13. A compound according to any one of claims 1 to 6, or a pharmaceutically acceptable salt thereof, for use in the prevention and / or treatment of diseases associated with dysfunction of TREK-1, TREK-2, or both TREK-1 and TREK-2.

14. Use of a compound according to any one of claims 1 to 6 or a pharmaceutically acceptable salt thereof for the manufacture of a preventive and / or therapeutic agent for diseases associated with dysfunction of TREK-1, TREK-2, or both TREK-1 and TREK-2.

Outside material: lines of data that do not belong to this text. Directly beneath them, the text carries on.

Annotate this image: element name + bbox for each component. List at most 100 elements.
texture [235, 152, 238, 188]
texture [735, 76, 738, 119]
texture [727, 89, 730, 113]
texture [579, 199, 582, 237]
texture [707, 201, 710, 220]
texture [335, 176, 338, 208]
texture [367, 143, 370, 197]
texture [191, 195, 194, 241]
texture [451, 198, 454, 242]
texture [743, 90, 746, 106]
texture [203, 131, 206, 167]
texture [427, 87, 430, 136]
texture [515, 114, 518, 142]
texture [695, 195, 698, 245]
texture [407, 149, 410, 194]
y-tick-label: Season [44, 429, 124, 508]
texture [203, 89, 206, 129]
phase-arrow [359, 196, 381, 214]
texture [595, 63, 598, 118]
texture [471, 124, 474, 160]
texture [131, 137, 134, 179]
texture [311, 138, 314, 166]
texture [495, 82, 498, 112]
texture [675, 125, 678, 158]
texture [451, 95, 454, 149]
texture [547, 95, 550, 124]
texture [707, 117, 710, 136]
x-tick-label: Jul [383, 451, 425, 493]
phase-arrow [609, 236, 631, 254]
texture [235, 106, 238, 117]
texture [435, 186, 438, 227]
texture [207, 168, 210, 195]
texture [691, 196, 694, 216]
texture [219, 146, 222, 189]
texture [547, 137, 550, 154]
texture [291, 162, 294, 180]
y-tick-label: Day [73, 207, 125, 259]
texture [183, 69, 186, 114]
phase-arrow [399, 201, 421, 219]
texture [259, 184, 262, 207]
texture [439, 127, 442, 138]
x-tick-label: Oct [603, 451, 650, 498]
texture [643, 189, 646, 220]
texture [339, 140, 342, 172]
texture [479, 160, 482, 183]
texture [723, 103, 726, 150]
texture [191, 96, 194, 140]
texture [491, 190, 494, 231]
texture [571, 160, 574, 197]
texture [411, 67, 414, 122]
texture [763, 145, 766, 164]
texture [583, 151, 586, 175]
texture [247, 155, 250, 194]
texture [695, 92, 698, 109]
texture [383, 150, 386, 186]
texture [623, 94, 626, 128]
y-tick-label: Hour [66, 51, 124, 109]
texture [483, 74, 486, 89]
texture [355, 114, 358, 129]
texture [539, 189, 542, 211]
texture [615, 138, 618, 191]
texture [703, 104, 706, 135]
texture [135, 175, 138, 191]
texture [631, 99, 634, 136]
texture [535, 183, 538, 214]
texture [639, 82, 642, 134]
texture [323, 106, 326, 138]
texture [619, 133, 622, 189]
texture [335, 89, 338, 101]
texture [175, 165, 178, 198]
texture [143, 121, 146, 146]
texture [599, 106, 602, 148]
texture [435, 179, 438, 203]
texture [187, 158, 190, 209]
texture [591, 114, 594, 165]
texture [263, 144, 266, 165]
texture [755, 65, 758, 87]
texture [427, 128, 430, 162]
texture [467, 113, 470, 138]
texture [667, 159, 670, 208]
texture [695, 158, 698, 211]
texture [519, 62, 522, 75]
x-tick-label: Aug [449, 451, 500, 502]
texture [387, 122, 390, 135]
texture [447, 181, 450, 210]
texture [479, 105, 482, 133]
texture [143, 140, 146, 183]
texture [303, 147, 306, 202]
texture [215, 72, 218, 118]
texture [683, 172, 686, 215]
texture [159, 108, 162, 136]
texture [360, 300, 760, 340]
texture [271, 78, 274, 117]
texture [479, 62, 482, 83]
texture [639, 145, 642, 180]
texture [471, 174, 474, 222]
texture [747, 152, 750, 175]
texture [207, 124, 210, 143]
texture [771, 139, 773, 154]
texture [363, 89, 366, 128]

15. A compound according to any one of claims 1 to 6 or a pharmaceutically acceptable salt thereof, (a) At least one drug known to reduce TREK-1 channel activity, (b) At least one drug known to reduce TREK-2 channel activity, (c) At least one agent known to prevent and / or treat a disease associated with TREK channel dysfunction, in which an inhibitor of TREK-1, TREK-2, or both TREK-1 and TREK-2 would provide a therapeutic benefit in mammals. (d) Instructions for the prevention and / or treatment of diseases associated with TREK channel dysfunction in which inhibitors of TREK-1, TREK-2, or both TREK-1 and TREK-2 would provide therapeutic benefits in mammals, and (e) A kit comprising one or more instructions for administering the compound in connection with cognitive behavioral therapy.